Why are you doing what you’re doing right now? You’re reading a blog because it says “Character/Commitment/Growth.” You know if you improve yourself, you’re making a better presentation to the world and you’re more likely to impress your clients. They’ll win because you’re selling them something you sincerely believe in. It will make them or their business better. If your “clients” are your children, friends, co-workers, leaders, or family it works the same way.
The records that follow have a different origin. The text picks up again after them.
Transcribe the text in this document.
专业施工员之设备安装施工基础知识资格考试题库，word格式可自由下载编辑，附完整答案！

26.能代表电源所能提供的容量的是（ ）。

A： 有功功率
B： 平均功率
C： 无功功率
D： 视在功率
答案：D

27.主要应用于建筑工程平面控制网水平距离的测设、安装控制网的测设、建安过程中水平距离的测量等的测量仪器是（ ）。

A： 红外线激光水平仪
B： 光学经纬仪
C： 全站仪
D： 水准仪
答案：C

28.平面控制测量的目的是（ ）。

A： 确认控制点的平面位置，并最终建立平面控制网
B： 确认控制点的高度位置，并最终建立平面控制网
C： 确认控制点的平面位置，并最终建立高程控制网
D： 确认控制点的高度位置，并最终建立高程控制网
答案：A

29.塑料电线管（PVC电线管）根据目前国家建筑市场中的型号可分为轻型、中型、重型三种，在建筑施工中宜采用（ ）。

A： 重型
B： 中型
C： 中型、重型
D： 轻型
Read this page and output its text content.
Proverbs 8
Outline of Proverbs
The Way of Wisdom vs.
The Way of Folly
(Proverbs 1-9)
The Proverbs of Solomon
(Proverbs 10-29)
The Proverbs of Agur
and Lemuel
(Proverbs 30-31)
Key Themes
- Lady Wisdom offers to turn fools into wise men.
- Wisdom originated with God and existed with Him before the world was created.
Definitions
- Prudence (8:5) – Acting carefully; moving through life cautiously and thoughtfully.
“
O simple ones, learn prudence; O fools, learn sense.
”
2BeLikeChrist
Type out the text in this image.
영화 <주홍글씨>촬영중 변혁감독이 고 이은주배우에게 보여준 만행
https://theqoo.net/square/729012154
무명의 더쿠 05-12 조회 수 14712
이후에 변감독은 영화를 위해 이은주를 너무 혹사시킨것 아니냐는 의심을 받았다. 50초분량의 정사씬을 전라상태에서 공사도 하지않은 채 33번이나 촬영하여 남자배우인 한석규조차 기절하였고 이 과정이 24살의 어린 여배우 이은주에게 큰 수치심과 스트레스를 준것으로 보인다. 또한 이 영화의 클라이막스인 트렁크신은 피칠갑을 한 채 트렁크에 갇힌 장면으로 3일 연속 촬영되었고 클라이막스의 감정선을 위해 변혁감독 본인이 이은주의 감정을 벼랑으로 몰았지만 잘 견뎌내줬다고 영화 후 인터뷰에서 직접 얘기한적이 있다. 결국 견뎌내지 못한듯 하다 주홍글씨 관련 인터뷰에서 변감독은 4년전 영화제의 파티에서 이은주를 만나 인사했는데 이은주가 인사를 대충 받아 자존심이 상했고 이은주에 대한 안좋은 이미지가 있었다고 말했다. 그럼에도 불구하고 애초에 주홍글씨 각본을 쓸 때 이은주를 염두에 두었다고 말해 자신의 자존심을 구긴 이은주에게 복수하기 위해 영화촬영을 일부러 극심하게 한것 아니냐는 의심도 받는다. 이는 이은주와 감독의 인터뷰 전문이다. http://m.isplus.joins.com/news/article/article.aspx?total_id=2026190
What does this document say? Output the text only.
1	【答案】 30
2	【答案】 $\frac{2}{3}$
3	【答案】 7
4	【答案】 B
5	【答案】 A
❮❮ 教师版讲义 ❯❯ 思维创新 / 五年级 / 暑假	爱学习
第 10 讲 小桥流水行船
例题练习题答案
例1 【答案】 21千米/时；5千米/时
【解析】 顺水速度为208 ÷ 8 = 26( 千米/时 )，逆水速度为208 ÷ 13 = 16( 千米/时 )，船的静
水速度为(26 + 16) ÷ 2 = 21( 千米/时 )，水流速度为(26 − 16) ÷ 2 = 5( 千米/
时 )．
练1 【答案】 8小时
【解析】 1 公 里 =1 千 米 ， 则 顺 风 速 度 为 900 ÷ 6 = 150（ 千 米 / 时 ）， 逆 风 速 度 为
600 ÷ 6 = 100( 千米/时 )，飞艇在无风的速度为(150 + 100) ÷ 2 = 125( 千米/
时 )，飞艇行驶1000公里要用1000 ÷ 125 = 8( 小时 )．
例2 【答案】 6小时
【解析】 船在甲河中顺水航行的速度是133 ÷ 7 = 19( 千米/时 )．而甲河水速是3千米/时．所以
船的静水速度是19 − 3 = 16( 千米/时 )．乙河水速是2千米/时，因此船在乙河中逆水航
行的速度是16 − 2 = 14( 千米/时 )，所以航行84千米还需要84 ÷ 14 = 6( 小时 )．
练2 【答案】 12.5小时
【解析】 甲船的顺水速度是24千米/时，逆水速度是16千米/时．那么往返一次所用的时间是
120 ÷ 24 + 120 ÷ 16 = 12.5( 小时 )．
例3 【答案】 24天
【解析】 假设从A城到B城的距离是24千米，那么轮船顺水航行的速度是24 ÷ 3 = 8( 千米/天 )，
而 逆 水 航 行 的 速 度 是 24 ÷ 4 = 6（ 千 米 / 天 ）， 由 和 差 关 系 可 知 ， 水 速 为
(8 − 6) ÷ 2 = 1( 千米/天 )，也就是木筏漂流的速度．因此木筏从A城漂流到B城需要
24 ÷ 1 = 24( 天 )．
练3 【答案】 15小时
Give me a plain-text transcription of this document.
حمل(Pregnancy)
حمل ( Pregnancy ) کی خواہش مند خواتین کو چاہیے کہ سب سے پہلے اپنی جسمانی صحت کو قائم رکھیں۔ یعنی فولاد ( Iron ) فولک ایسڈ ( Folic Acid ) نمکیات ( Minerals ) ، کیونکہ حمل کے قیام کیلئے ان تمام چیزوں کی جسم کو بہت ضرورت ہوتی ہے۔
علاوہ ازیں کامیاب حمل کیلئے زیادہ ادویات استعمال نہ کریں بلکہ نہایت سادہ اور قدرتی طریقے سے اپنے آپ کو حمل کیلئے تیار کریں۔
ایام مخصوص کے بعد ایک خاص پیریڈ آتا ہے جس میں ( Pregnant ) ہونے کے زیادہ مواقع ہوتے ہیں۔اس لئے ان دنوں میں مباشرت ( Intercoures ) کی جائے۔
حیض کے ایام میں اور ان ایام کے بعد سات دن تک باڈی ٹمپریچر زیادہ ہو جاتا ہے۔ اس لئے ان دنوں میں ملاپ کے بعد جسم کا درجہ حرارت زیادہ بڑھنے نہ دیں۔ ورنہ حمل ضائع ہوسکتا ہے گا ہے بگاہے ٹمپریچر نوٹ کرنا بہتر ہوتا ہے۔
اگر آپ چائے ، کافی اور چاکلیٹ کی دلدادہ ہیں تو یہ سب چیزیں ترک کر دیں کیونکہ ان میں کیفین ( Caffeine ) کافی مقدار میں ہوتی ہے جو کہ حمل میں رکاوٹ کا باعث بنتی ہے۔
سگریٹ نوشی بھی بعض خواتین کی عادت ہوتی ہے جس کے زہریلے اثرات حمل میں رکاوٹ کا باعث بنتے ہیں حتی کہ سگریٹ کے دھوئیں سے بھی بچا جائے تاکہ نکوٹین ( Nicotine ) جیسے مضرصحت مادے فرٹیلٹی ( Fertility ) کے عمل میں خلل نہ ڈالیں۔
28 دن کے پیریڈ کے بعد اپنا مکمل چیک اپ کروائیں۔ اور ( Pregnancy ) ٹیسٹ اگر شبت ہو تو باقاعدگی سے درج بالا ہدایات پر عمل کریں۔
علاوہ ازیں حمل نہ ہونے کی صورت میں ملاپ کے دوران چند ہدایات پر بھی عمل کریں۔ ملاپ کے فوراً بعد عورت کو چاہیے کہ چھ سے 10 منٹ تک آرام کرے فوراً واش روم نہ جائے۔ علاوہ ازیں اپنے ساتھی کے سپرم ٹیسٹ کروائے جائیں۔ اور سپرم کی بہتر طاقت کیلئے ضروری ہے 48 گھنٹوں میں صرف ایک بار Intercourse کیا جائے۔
Success starts with you wanting to help others win. If you have a great product and believe sincerely it will help my business, you’re more likely to sell it to me. If you do a mediocre job presenting yourself and your product because you didn’t do the research and you don’t know me or my business or my goals then please don’t waste my time because that’s telling me that you don’t care about me.
Fred parked far away from the building so others would have the luxury of parking closer. A small sacrifice for helping others win. Zig Ziglar, high performing salesman, author and the renowned motivational speaker said: “You can get what you want in life when you help enough other people get what they want.” Fred was all about helping his customers get what they want. He passed away November 25, 2011 – Black Friday. He was taken to the hospital that morning while he was in the middle of getting ready to visit some of his stores. A routine he’d been doing for decades. He was 91.
Fred Meijer, being with his employees and customers on Black Friday, the busiest shopping day of the year. Going to make sure everyone was getting a win. Hard to say whether he was putting product in his hair that morning, but you can bet he was gonna look his best. He had someone else in mind. Someone else being first meant he could achieve more, be better and get more done. Help others get the win and you’ll see your business grow and you’ll grow personally. It’s a law. A law of the universe.